I’d believed gender and sexuality were socially constructed and that I was the mistress of my own destiny and desire. Through the lens of experience, this was self-evident. I’d built my whole house on the foundation of “gender trouble” (the title of Judith Butler’s book), and then stood by, helpless, as it burned to the ground. But the Bible was getting under my skin. Hours each day I poured over this text, arguing at first, then contemplating, and eventually surrendering. Three principles became insurmountable on my own terms: the trinitarian God’s goodness, the trinitarian God’s holiness, and the authority of Scripture. And then, Romans 1 nailed me to the cross: “claiming to be wise, they became fools, and exchanged the glory of the immortal God for images resembling mortal man. . . . Therefore God gave them up in the lusts of their hearts . . . because they exchanged the truth about God for a lie. . . . For this reason God gave them up to dishonorable passions” (Rom. 1:22-26).
Homosexuality, then, is not the unpardonable sin, I noticed. It is not the worst of all sins, not for God. It’s listed here in the middle of the passage, as one of many parts of this journey that departs from recognizing God as our author. Homosexuality isn’t causal, it’s consequential. From God’s point of view, homosexuality is an identity-rooted ethical outworking of a worldview transgression inherited by all through original sin. It’s so original to the identity of she who bears it that it feels like it precedes you; and as a vestige of original sin, it does. We are born this way. But the bottom line hit me between the eyes: homosexuality, whether it feels natural or not, is a sin. God’s challenge was clear: do I accept his verdict of my sin at the cross of Christ, or do I argue with him? Do I repent, even of a sin that doesn’t feel like a sin but normal, not-bothering-another-soul kind of life, or do I take up Satan’s question to Eve (“Did God really say?”) and hurl it back in the face of God?
I had taught, studied, read, and lived a different notion of homosexuality, and for the first time in my life, I wondered if I was wrong.
Three Unbiblical Points
As I write and speak today, 14 years have elapsed since my queer activist days. I’m a new creature in Christ, and my testimony is still like iodine on starch. I’m sensitive to three unbiblical points of view Christian communities harbor when they address the issue of Christianity and homosexuality. Everywhere I go, I confront all three.
1. The Freudian position. This position states same-sex attraction is a morally neutral and fixed part of the personal makeup and identity of some, that some are “gay Christians” and others are not.
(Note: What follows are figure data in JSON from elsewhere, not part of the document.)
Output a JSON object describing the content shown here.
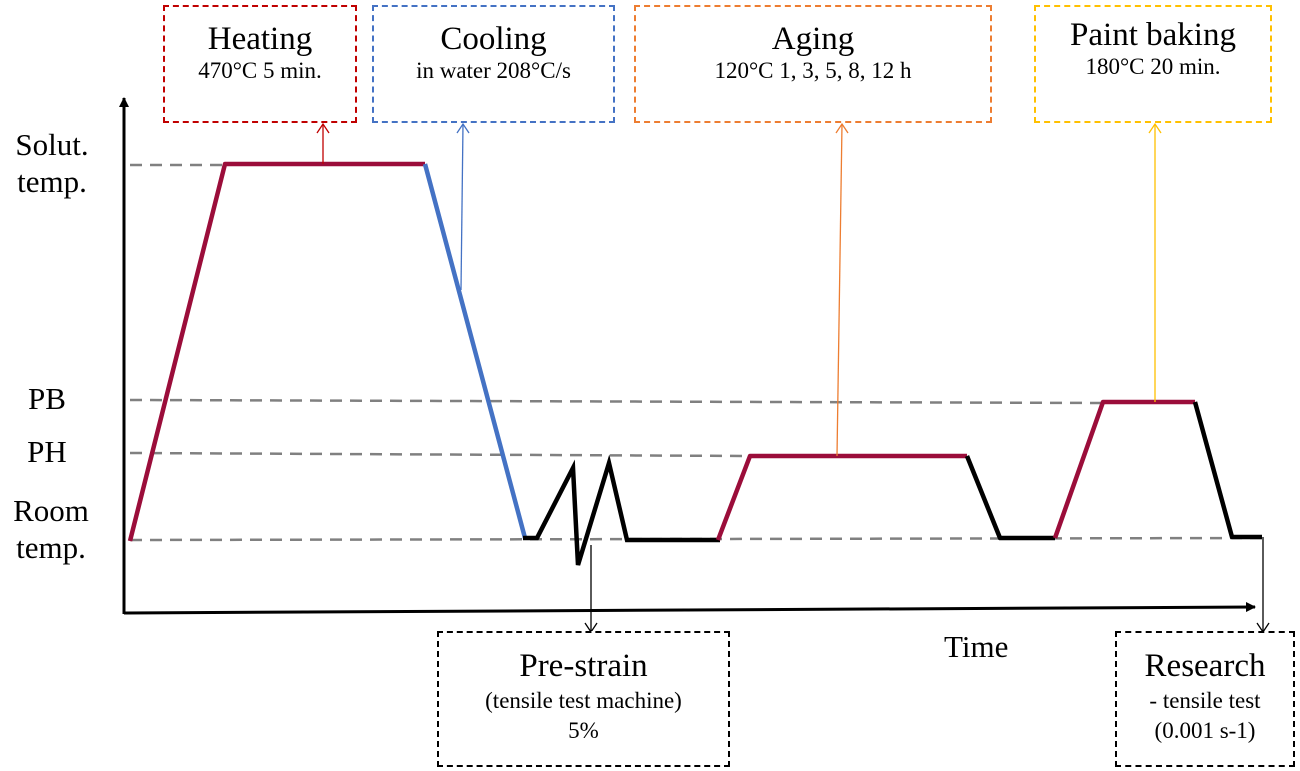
{
  "diagram": {
    "y_labels": {
      "solution": [
        "Solut.",
        "temp."
      ],
      "pb": "PB",
      "ph": "PH",
      "room": [
        "Room",
        "temp."
      ]
    },
    "x_label": "Time",
    "boxes": {
      "heating": {
        "title": "Heating",
        "detail": "470°C 5 min.",
        "color": "#c00000"
      },
      "cooling": {
        "title": "Cooling",
        "detail": "in water 208°C/s",
        "color": "#4472c4"
      },
      "aging": {
        "title": "Aging",
        "detail": "120°C 1, 3, 5, 8, 12 h",
        "color": "#ed7d31"
      },
      "paint_baking": {
        "title": "Paint baking",
        "detail": "180°C 20 min.",
        "color": "#ffc000"
      },
      "pre_strain": {
        "title": "Pre-strain",
        "detail": "(tensile test machine)",
        "detail2": "5%",
        "color": "#000000"
      },
      "research": {
        "title": "Research",
        "detail": "- tensile test",
        "detail2": "(0.001 s-1)",
        "color": "#000000"
      }
    },
    "colors": {
      "heating_segment": "#9b0d3a",
      "cooling_segment": "#4472c4",
      "other_segment": "#000000",
      "reference_line": "#808080",
      "axis": "#000000"
    }
  }
}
It’s true that temptation isn’t sin (though what you do with it may be); but that doesn’t give us biblical license to create an identity out of a temptation pattern. To do so is a recipe for disaster. This position comes directly from Sigmund Freud, who effectually replaced the soul with sexual identity as the singular defining characteristic of humanity. God wants our whole identities, not partitioned ones.
2. The revisionist heresy. This position declares that the Bible’s witness against homosexuality, replete throughout the Old and New Testaments, results from misreadings, mistranslations, and misapplications, and that Scripture doesn’t prohibit monogamous homosexual sexual relations, thereby embracing antinomianism and affirming gay marriage.